Chelsey James didn’t know she could sing until her friends in college heard her singing along to the radio and knew she deserved to be listened to. “They decided that I needed to be heard and started driving me to karaoke bars all around town,” she tells us. Because of her promising vocal talent, she joined a cover band. “When I started performing live, I realized this is what I was meant to do and I never looked back since that very first show I did.”
James is from southern Missouri just north of Branson. She grew up on a farm and still lives on a farm in her home state. Because she grew up in the country and describes herself as “a country girl at heart,” James never pictured herself becoming a singer or being involved with the music industry. “I never knew I could actually sing well. I just thought everyone could sing on key,” she says.
She grew up listening to country music on the radio; her parents played all of the ‘90s hits. James remembers loving Faith Hill, Reba McEntire, and Martina McBride. She was a young adolescent when Carrie Underwood competed in the fourth season of American Idol. “I was obsessed with her. I loved singing to her songs,” she exclaims. She’d find herself putting on Underwood’s CDs in the car and challenging herself to sing along and would try to hit new notes. “I was like training myself how to sing by listening to Carrie Underwood. I give her all the credit,” she says through a small laugh. When listening to James’ original music, it feels reminiscent of Underwood’s strong and powerful vocals that showcase the wide range they both possess.
The first time James ever went to Nashville was with her cover band while she was still honing in on her performance skills. In 2018, she started writing original music and experimenting on her own. She remembers questioning herself, wondering if she was meant to solely perform covers or if she had it in her to be her own artist. “I eventually decided hey, I think I know what I want to sound like,” she tells us. “I took pieces of covers that I liked singing and that got the best reaction, got inspiration from those and kind of morphed my own sound with the help of producers and co-writers.”
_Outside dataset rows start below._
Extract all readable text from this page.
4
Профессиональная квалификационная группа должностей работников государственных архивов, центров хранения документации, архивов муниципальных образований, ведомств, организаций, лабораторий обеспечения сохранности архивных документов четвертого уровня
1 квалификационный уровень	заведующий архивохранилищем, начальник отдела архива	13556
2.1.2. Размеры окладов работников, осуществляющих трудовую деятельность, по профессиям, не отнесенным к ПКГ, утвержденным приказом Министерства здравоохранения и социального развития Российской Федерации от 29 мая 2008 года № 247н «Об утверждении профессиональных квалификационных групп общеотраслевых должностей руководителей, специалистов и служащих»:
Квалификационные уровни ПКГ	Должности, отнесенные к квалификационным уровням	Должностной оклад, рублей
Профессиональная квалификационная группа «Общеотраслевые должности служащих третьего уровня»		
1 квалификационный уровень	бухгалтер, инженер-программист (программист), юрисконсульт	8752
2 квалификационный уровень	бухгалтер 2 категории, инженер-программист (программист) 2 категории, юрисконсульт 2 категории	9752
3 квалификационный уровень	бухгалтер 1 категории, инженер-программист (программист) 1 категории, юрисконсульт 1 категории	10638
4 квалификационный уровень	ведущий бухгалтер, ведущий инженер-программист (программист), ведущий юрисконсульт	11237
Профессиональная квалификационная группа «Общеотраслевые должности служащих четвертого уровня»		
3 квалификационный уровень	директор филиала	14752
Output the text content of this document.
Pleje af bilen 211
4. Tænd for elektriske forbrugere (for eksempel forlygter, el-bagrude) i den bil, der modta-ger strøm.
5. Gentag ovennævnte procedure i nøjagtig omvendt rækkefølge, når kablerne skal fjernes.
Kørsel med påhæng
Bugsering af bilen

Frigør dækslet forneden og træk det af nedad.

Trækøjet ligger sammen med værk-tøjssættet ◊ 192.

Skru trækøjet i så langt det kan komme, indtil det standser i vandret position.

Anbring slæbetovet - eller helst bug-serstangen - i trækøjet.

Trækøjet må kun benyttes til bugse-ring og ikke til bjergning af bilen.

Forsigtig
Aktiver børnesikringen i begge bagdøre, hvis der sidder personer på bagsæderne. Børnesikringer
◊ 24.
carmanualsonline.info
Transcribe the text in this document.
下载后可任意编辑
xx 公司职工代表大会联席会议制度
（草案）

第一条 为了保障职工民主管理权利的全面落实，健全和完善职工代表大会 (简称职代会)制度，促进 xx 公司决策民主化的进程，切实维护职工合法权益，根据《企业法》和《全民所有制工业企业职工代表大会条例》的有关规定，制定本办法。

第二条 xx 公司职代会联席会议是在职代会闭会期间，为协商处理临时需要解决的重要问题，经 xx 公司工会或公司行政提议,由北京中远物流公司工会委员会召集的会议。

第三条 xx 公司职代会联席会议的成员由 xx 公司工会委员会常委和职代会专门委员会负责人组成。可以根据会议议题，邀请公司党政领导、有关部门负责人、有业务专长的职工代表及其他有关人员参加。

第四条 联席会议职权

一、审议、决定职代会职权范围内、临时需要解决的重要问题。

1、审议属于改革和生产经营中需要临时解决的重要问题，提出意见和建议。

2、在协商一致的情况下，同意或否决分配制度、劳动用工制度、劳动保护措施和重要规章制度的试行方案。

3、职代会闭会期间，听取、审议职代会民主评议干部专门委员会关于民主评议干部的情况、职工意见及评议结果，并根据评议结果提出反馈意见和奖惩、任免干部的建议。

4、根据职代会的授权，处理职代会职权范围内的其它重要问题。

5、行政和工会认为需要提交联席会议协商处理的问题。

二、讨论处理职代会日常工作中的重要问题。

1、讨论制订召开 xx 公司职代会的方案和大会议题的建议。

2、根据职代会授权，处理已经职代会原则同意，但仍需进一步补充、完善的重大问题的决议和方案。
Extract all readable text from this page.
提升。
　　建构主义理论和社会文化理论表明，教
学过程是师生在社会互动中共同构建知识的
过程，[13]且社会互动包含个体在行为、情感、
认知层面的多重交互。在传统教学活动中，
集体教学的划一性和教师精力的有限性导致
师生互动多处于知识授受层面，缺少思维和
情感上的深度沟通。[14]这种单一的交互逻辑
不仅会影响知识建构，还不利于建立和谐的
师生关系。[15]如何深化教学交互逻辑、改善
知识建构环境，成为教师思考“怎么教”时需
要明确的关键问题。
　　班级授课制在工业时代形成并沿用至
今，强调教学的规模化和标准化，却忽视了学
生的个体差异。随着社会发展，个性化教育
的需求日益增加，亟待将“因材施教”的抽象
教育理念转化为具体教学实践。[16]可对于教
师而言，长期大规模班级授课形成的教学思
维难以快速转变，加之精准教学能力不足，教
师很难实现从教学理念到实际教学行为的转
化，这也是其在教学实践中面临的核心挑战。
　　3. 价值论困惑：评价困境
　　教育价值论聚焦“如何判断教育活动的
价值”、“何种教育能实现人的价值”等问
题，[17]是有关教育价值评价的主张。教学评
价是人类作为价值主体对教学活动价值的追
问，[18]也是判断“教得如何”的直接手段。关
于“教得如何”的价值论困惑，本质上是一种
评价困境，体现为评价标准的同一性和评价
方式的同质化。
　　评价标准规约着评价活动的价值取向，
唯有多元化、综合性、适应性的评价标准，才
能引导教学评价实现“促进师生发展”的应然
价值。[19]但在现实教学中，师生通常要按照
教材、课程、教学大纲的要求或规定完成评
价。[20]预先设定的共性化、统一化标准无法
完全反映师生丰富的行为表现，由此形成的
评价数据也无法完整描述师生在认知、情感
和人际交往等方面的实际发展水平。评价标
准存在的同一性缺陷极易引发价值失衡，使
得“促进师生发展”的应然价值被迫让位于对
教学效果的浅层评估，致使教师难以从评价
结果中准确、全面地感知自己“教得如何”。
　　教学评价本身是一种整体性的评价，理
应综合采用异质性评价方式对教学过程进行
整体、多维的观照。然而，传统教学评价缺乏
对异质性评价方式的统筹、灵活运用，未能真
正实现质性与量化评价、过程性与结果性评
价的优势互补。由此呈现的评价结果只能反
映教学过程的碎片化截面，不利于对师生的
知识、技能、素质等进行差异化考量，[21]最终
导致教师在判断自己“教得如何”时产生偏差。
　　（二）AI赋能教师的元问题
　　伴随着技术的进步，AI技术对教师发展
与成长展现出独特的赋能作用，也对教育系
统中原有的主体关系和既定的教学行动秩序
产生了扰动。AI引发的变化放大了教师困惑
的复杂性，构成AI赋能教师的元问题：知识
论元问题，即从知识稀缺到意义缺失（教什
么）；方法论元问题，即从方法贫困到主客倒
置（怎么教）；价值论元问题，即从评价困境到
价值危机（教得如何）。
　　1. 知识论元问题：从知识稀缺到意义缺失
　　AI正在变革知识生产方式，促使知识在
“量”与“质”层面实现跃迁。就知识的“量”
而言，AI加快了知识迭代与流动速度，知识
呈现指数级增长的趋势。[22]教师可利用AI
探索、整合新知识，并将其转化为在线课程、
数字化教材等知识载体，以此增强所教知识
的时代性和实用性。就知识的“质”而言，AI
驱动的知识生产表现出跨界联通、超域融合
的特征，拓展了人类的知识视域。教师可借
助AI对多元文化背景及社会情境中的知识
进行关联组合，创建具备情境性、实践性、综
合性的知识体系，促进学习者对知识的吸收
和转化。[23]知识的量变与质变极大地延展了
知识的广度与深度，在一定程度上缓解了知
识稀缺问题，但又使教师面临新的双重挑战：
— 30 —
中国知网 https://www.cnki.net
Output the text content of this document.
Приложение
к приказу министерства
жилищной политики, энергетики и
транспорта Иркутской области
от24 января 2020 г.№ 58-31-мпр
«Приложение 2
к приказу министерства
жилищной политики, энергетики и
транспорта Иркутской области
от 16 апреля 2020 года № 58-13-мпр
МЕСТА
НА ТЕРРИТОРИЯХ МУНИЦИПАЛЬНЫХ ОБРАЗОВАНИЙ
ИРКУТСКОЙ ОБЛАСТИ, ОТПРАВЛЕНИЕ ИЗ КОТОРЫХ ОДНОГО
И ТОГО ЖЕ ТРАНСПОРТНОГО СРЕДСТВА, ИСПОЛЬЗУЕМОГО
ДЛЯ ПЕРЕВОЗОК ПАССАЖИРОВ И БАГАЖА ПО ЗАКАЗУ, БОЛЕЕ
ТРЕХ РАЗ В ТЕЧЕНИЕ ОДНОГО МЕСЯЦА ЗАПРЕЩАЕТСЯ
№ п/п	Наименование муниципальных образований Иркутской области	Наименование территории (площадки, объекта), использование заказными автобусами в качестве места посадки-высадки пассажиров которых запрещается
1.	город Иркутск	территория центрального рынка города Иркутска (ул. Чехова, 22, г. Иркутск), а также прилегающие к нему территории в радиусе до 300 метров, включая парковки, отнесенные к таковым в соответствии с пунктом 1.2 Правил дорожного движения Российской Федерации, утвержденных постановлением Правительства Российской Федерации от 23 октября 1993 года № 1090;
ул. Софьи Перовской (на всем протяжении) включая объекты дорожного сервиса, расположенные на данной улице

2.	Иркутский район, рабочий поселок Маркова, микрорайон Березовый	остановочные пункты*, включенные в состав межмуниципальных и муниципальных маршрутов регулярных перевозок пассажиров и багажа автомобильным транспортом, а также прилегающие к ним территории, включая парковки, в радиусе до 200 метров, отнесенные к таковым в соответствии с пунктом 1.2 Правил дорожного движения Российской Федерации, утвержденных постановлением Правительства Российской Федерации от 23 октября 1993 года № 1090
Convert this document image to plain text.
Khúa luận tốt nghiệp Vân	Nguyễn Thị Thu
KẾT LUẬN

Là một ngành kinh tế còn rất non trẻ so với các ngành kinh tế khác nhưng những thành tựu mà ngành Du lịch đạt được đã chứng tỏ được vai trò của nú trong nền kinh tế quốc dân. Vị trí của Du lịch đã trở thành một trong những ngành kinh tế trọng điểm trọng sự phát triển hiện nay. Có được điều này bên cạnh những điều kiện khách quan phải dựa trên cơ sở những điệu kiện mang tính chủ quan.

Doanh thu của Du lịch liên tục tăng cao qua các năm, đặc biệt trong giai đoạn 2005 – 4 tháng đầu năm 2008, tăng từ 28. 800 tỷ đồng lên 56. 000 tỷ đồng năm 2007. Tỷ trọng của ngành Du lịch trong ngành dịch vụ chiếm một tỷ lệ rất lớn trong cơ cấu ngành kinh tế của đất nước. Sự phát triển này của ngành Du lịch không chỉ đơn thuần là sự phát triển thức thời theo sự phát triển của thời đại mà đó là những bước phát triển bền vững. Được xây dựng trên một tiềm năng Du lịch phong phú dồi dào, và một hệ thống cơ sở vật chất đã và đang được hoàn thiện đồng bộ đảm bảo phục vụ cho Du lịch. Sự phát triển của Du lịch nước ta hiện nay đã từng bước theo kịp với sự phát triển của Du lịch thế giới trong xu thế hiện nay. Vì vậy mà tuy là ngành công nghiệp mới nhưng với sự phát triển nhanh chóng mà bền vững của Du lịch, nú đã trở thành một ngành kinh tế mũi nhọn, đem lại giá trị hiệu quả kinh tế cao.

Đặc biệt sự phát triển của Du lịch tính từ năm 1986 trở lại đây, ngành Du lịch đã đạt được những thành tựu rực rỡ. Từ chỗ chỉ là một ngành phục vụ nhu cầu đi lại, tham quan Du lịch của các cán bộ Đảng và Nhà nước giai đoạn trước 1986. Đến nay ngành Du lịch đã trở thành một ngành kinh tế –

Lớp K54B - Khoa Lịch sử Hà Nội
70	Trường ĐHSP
Someone once told James her original tracks sound like a mix of Jason Aldean and Pat Benatar. “I love classic rock. I love big guitars, really rockin’ guitar solos, big vocals,” she says. She recalls a Journey concert she went to during her early college days where every song felt like a punch to the gut; that’s what she aims to do. James wants big moments that pierce the listener in every song she creates.
Her debut single, “Hands on the Bible,” came out in the summer of 2020. “That song will forever hold a special place in my heart. I know that sounds so cheesy,” she explains. “At the time when I put it out, we were kind of in the thick of the pandemic and I think it was a message that a lot of people needed to hear at that time.” James got a great response from the public and was able to film the music video in her hometown and it continues to be one of her favorite songs to perform live. It has a timely message that reminds people to focus on the small yet important things in life.
Her latest single, “Steady,” is about her husband. “I don’t tend to write a lot of love songs,” she exclaims. “I, a lot of times, lean towards the sassier ones but I knew a song was going to come out about him eventually. I wanted it to be perfect.” She wanted to avoid cheesy and stereotypical tropes often found in love songs.
The chorus to the song was stuck in her head for over six months. She would often pitch it in writes and typically new ideas would arise pushing the beginnings of “Steady” to the side. Eventually, she brought the idea to a session with Kenny Lamb and Danny Orton. “Danny started playing along on the piano with it and I don’t know, some magic happened in the room that day when he started playing,” she says. “That song, the rest of it, poured out of me.”
She feels the song perfectly states everything she wanted to express about her relationship. The word “steady” encompasses how she describes her husband and his persona. He’s laid back, doesn’t get worked up about much and she falls on the flip side of the spectrum: filled with anxiety. “We’re two opposites personality-wise. The song’s talks about how he balances me out,” she tells us. “I love how it turned out because I think everyone has that person in their life. It may not be their spouse but I’ve heard people say, ‘Oh, this song makes me think of my dad or my best friend.’ I love that everyone has been able to experience it in a different way.”
She has a new single titled “Takedown” set to be released later this fall which she describes as the opposite of “Steady.” “It’s a really empowering song. It’s got a really cool rock edge to it.” She also plans on doing Christmas-related ventures during the holiday season to finish out the year.